Mother gave us some extra pennies when we went for milk to the farmhouse, but we have only six cents left. Will that buy a quart of milk?"
"It will here in the woods and the country," answered the old man, "but it wouldn't in the city. However, my crumpled-horn cow's milk is only six cents a quart."
"Has your cow really got a crumpled horn?" asked Sue eagerly, for she loved queer things.
"Yes, she has a crumpled horn, but she isn't the one that jumped over the moon," said the old man with a smile.

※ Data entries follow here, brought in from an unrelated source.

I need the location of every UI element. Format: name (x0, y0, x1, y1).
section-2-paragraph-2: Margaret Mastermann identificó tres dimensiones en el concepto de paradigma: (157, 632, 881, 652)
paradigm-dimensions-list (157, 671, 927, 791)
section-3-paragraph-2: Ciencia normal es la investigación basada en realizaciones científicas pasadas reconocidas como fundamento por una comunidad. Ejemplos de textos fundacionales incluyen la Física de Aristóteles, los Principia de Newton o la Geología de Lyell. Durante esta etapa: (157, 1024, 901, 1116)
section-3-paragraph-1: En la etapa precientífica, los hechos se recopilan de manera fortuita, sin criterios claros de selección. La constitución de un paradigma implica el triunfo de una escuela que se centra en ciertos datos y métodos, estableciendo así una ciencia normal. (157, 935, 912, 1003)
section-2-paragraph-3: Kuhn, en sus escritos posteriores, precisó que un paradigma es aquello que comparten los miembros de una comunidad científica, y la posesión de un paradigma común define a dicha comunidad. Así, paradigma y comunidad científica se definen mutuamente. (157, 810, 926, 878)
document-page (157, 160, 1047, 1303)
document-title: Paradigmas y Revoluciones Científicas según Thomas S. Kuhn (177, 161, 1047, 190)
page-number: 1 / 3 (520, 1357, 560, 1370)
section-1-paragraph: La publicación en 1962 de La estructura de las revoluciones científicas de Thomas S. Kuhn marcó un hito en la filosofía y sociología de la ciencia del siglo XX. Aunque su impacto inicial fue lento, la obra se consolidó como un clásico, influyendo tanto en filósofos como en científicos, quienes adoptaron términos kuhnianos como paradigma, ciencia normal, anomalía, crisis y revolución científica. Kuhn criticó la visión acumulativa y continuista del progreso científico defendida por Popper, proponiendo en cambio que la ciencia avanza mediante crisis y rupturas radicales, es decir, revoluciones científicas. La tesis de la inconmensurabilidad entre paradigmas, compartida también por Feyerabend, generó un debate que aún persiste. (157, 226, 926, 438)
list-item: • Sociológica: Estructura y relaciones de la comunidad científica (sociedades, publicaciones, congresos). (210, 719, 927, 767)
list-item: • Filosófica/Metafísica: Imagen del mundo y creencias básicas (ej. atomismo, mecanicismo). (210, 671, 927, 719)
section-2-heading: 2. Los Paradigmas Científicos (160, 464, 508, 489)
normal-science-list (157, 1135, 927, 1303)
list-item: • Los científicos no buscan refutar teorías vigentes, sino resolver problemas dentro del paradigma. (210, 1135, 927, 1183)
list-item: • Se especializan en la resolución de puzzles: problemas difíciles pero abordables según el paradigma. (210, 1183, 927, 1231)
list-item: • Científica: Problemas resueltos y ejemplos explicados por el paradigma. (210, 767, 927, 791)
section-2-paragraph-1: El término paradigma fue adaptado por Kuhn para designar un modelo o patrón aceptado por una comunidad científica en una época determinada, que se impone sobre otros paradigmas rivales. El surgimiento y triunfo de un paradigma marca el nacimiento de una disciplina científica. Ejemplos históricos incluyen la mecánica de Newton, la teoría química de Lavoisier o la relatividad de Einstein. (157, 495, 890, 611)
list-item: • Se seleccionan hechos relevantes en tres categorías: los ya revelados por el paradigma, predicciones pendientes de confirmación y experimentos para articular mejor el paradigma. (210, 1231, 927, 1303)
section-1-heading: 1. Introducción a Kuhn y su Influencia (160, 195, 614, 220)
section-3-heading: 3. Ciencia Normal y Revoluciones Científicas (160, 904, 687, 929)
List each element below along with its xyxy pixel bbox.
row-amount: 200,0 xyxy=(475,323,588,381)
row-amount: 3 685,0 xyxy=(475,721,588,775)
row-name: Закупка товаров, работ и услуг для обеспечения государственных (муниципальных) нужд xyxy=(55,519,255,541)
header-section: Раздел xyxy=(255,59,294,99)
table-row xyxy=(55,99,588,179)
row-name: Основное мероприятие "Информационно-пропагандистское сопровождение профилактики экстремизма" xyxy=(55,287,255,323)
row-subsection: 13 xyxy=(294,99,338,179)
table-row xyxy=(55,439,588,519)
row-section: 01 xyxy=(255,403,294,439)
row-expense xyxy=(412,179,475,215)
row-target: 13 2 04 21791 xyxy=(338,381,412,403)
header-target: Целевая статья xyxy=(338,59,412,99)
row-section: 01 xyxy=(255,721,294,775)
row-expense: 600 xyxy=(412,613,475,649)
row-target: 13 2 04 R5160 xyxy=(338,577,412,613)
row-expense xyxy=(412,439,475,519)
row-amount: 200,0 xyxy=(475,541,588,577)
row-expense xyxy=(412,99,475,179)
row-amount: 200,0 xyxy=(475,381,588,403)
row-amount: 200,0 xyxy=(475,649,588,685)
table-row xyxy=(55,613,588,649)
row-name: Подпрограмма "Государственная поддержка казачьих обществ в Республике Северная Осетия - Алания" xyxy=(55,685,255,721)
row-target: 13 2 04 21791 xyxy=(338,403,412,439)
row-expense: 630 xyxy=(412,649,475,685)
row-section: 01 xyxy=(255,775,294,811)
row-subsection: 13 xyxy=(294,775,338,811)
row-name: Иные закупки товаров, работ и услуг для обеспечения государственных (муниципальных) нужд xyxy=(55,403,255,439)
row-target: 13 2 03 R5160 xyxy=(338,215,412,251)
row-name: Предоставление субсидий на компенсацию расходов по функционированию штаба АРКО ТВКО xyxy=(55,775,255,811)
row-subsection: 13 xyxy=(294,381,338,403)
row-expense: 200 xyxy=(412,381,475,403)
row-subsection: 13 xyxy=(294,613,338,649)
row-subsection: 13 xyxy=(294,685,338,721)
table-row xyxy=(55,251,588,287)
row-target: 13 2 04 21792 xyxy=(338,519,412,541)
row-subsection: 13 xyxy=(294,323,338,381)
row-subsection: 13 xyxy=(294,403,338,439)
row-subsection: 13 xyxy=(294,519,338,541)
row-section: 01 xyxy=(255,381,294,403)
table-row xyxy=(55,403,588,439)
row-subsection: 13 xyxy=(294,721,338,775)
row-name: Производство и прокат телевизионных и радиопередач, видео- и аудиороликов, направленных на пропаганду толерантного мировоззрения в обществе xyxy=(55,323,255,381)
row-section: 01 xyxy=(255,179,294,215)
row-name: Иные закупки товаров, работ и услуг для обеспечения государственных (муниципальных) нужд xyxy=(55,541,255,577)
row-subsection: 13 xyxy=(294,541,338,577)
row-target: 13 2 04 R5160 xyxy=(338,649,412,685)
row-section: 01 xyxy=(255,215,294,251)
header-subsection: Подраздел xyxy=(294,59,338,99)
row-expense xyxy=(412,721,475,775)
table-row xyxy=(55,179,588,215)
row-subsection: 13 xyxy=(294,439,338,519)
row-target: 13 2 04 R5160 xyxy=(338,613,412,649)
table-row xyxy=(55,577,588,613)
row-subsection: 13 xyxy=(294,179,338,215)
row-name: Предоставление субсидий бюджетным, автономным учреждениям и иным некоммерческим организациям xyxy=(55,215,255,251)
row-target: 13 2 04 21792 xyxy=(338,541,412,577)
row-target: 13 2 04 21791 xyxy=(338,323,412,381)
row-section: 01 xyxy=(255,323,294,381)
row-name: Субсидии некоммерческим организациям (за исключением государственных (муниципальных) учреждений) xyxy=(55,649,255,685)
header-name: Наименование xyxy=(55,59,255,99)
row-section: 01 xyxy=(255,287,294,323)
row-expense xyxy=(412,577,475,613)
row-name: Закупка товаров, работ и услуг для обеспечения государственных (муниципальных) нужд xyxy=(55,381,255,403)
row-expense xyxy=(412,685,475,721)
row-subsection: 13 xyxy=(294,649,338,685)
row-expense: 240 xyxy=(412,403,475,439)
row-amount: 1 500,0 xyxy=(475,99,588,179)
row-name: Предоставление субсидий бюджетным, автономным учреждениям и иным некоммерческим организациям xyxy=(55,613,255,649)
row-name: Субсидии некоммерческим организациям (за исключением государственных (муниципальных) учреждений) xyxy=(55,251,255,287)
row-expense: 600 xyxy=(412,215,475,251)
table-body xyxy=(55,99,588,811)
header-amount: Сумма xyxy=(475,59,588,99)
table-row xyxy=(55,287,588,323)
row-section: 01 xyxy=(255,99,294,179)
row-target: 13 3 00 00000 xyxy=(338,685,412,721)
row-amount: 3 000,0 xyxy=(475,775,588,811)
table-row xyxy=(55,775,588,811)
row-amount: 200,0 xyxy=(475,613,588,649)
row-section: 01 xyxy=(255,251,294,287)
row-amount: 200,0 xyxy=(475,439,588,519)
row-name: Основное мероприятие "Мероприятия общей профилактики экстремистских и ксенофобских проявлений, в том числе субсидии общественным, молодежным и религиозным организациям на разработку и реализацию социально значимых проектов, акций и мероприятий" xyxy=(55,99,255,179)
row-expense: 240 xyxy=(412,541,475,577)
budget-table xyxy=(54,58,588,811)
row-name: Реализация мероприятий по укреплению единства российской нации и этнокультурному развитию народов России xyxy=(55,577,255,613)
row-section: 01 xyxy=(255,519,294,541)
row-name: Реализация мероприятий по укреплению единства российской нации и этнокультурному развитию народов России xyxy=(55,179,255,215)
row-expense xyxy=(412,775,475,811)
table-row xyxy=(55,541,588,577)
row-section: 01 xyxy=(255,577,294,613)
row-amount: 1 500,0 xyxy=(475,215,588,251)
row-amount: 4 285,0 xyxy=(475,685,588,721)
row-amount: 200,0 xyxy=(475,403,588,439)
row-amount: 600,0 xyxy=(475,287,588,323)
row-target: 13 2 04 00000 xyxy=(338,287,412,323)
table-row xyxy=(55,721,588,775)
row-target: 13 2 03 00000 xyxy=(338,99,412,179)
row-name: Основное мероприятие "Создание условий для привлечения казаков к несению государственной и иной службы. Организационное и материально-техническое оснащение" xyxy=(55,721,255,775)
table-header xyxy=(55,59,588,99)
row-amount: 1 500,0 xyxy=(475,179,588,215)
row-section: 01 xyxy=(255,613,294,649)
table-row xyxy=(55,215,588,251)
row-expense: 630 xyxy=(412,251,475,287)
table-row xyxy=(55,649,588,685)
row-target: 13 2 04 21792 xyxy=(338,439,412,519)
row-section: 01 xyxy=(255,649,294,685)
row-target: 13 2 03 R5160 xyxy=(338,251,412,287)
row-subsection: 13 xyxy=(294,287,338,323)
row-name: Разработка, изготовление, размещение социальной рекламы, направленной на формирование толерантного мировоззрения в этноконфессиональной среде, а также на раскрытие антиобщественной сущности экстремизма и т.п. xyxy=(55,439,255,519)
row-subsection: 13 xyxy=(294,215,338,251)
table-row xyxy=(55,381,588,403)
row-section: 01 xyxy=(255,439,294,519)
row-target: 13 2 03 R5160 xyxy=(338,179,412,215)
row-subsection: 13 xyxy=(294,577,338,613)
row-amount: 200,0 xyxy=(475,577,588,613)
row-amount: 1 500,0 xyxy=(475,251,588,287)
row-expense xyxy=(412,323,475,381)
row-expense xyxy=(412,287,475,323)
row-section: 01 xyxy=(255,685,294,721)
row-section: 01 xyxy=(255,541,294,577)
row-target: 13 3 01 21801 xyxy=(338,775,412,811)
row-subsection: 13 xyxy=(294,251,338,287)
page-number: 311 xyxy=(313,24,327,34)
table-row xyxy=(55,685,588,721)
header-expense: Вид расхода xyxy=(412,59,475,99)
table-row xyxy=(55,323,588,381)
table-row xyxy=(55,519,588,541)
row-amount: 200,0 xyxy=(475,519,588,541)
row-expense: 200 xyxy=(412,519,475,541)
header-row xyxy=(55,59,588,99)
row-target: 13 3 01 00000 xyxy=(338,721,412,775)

The children liked him better after that, though when Bunny found a chance to whisper to his sister as they walked through the woods, along the path and behind the old man, the little boy said:
"I guess he means to be kind, but he's kind of _funny_, isn't he?"
"A little bit," answered Sue.
The old man walked on ahead, the children, hand in hand, following, and the bushes clinked against the empty tin pail that Bunny carried.
"Here you are," said the old man, as he turned on the path, and before them Bunny and his sister saw a log cabin. Near it was a shed, and as the children stopped and looked, from the shed came a long, low "Moo!"
"Oh, is that the crumpled-horn cow?" asked Sue.
"Yes," answered the old man. "I'll get some of her milk for you. I keep it in a pail down in the spring, so it will be cool. Let me take your pail and I'll fill it for you while you go to see the cow. She is gentle and won't hurt you."
Letting the old man take the pail, Bunny and Sue went to look at the cow. The door of the shed was in two parts, and the children opened the upper half.
"Moo!" called the cow as she stuck out her head.
"Oh, see, one of her horns _is_ crumpled!" cried Bunny.
"Let's wait, and _maybe_ she'll jump over the moon," suggested Sue, who remembered the nursery rhyme of "Hey-diddle-diddle."
But though the children remained standing near the cow shed for two or three minutes, the cow, one of whose horns was twisted, or crumpled, made no effort to jump out of her stable and leap over the moon.
Bunny and Sue were not afraid of cows, especially when they were kept in a stable, so they were soon rubbing the head of the ragged man's bossy.